In the vast majority of cases the fact that distinguished
experts in the field are of a particular opinion will demonstrate
the reasonableness of that opinion. In particular, where
there are questions of assessment of the relative risks and
benefits of adopting a particular medical practice, a reasonable
view necessarily presupposes that the relative risks and
benefits have been weigh d by the experts in forming their
opinions. But if, in a rare case, it can be demonstrated
that the professional opinion is not capable of withstanding
logical analysis the judge is entitled to hold that the body
of opinion is not reasonable or responsible.’
'I
emphasise that in my view it will very seldom be right
for a judge
to reach the conclusion that views genuinely
held by a competent medical expert are unreasonable. The
assessment of medical risks and benefits is a matter of clinical
judgment which a judge would not normally be able to make
without expert evidence. As the quotation from Lord Scarman
makes clear, it would be wrong to allow such assessment to
deteriorate into seeking to persuade the judge to prefer
one of two views both of which are capable of being logically
supported. It is only where a judge can be satisfied that
the body of expert opinion cannot be logically supported
at all that such opinion will not provide the bench mark
y reference to which the defendant’s conduct falls
to be assessed.’
Where does that leave access to justice vis a vis those
who emerge unexpectedly damaged from medical treatment?
The role of the medical negligence litigator has always
had two primary limbs:
First: To establish what really happened. There is of course
the duty of candour which the doctor/health authority owes:
Lee v. South West Regional Health Authority [1985] 2 All
ER 385; Naylor V. Preston Health Authority [1987] 2 All ER
353.That said, the probing and digging of the plaintiff experts
[orchestrated by the plaintiff litigator] can uncover a matrix
of fact otherwise not apparent. This role of the litigator
continues as before - indeed the onus is greater. The more
information which is revealed earlier, the more clearly the
medico-legal focus on the issue of negligence can be achieved.

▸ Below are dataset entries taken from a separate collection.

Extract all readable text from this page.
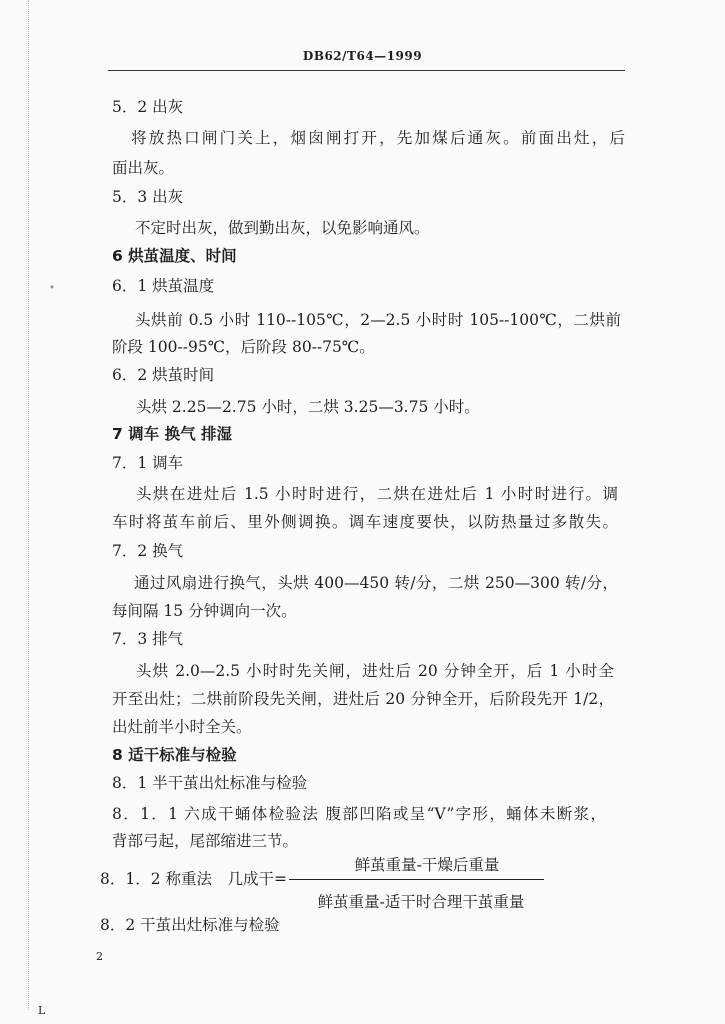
•
DB62/T64—1999
5．2 出灰
将放热口闸门关上，烟囱闸打开，先加煤后通灰。前面出灶，后
面出灰。
5．3 出灰
不定时出灰，做到勤出灰，以免影响通风。
6 烘茧温度、时间
6．1 烘茧温度
头烘前 0.5 小时 110--105℃，2—2.5 小时时 105--100℃，二烘前
阶段 100--95℃，后阶段 80--75℃。
6．2 烘茧时间
头烘 2.25—2.75 小时，二烘 3.25—3.75 小时。
7 调车 换气 排湿
7．1 调车
头烘在进灶后 1.5 小时时进行，二烘在进灶后 1 小时时进行。调
车时将茧车前后、里外侧调换。调车速度要快，以防热量过多散失。
7．2 换气
通过风扇进行换气，头烘 400—450 转/分，二烘 250—300 转/分，
每间隔 15 分钟调向一次。
7．3 排气
头烘 2.0—2.5 小时时先关闸，进灶后 20 分钟全开，后 1 小时全
开至出灶；二烘前阶段先关闸，进灶后 20 分钟全开，后阶段先开 1/2，
出灶前半小时全关。
8 适干标准与检验
8．1 半干茧出灶标准与检验
8．1．1 六成干蛹体检验法 腹部凹陷或呈“V”字形，蛹体未断浆，
背部弓起，尾部缩进三节。
鲜茧重量-干燥后重量
8．1．2 称重法　几成干=
鲜茧重量-适干时合理干茧重量
8．2 干茧出灶标准与检验
2
L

Second: To seek to prove negligence, with the assistance
of medical experts. That issue of negligence is one of law:
As a matter of law, the risk of damage to the patient from
the treatment actually adopted has to be weighed in the balance
against the benefit to be derived. If the risk of injury
obviously and clearly outweighs the benefit to be derived,
then it is submitted that [following Bolitho] the makings
of an argument to succeed on negligence are established,
namely that a body of expert opinion called by the defence
could not logically support the treatment administered at
all.
SUMMARY:
This is the first time that the House of Lords has expressed
reservations about the Bolam test. This test has been the
subject of criticism over the years because it appeared to
be too protective of the medical profession. It conveyed
the impression that it was doctors rather than the courts
who were the final arbiter of the standard of care to be
owed in a medical environment.
In short,
the courts are looking to ensure that it is the medical
opinion itself which is responsible, respectable/reasonable
as opposed to the calibre/disposition of the medical experts
espousing such opinion.
Bolitho can be interpreted as opening the way for a modest
reappraisal of the position, whereby as a longstop it is
for the court to decide what ought to be done if what is
done obviously fails to satisfy the risk-benefit ratio.